(segue) La riforma elettorale
(15 luglio 1923)
[Inizio scritto]

      La vostra collaborazione, o signori popolari, è piena di sottintesi. Il vostro stesso partito ha molti sottintesi. Voi dovreste applicarvi a chiarirli. Non so per quanto tempo ancora potranno restare uniti nella vostra compagine elementi che vogliono collaborare lealmente col Governo nazionale ed elementi che vorrebbero collaborare, ma non possono, perché il loro intimo sentimento non consente loro questo passo e questa collaborazione.
      Voi certamente mi conoscete abbastanza per capire che in sede di discussione politica io sono intransigente.

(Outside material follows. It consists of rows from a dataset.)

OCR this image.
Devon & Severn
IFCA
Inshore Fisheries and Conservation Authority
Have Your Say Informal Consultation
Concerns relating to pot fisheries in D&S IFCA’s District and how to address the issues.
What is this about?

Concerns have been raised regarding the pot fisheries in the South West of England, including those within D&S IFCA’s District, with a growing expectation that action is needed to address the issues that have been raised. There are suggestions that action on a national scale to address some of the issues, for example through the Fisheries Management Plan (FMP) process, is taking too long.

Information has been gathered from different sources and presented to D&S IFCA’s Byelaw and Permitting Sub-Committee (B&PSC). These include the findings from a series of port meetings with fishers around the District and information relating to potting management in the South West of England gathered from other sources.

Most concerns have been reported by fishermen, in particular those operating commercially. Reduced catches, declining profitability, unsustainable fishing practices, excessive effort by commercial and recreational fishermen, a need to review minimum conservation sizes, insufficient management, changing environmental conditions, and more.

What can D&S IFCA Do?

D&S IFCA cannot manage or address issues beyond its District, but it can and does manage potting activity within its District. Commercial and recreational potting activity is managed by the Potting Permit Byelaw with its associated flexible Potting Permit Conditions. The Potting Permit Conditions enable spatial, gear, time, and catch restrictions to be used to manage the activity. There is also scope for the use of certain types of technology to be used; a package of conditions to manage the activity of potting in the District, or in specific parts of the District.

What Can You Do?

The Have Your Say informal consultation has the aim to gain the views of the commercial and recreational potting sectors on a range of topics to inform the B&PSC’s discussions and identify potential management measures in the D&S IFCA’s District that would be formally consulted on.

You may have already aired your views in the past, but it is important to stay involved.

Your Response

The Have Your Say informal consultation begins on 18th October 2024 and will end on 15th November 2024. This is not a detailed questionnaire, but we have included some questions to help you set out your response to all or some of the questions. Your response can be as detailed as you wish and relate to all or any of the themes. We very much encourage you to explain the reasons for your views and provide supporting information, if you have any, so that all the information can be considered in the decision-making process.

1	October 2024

I piccoli mercati dei due quinti e dei tre quarti o di qualche altra frazione di questa abbastanza complicata aritmetica elettorale non può essere un commercio a dettaglio. O si è, o non si è. Sono così poco elettoralista che potrei darvi i trenta o i quaranta deputati che vi interessano, ma non ve li do, perché ciò sarebbe immorale, perché sarebbe una transazione che deve ripugnare alla vostra coscienza, come ripugna alla mia.

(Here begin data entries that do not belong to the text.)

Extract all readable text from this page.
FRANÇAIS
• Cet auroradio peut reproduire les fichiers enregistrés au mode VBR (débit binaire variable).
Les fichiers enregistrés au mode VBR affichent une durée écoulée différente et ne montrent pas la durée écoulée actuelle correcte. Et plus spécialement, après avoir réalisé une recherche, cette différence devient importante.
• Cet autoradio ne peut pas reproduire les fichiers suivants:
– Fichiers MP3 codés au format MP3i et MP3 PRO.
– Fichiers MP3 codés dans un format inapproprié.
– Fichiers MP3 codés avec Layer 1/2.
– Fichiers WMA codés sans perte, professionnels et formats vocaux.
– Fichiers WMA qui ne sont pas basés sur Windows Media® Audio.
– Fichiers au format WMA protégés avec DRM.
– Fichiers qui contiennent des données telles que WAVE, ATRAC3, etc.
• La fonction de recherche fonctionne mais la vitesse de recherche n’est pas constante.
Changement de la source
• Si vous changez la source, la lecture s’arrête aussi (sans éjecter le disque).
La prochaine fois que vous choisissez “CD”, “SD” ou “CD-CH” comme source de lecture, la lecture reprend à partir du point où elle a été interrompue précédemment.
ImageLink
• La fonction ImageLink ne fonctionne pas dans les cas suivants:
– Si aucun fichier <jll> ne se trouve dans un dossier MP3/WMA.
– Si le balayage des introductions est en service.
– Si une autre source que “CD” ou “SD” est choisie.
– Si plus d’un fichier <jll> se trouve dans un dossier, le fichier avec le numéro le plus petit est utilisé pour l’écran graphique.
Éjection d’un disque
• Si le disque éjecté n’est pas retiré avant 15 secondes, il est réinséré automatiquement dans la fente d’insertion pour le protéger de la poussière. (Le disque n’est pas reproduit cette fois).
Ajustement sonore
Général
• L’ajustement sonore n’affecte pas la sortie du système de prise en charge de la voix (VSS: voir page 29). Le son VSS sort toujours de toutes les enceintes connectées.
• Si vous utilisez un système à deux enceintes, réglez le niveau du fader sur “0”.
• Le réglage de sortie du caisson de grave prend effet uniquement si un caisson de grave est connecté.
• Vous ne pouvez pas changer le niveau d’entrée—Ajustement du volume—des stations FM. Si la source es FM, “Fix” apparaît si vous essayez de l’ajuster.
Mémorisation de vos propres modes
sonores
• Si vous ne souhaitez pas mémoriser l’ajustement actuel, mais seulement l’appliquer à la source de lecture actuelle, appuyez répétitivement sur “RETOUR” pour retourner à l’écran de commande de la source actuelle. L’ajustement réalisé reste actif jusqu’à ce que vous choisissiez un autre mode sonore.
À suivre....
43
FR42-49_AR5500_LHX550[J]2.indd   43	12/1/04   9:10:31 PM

      Insomma non si può fornirmi una collaborazione maltusiana.
      Certamente forte è stato il discorso pronunciato dall'onorevole Labriola. Egli ha detto: «Le crisi ministeriali rappresentano il surrogato — bisognerebbe dire ersatz, perché surrogato, dalla guerra in qua, è di natura tedesca — della rivoluzione». È un giudizio troppo semplicista per essere accettato! Può essere che il difetto di crisi ministeriale conduca alla rivoluzione; ma voi avete qui un esempio che vi dimostra come l'eccesso di crisi ministeriali conduca esso pure a una rivoluzione.
      Ma soprattutto mi ha stupito di sentire l'onorevole Labriola manovrare ancora la vecchia nomenclatura della letteratura socialista di secondo ordine: borghesia e proletariato, come due entità nettamente definite e perpetuamente in istato di antagonismo.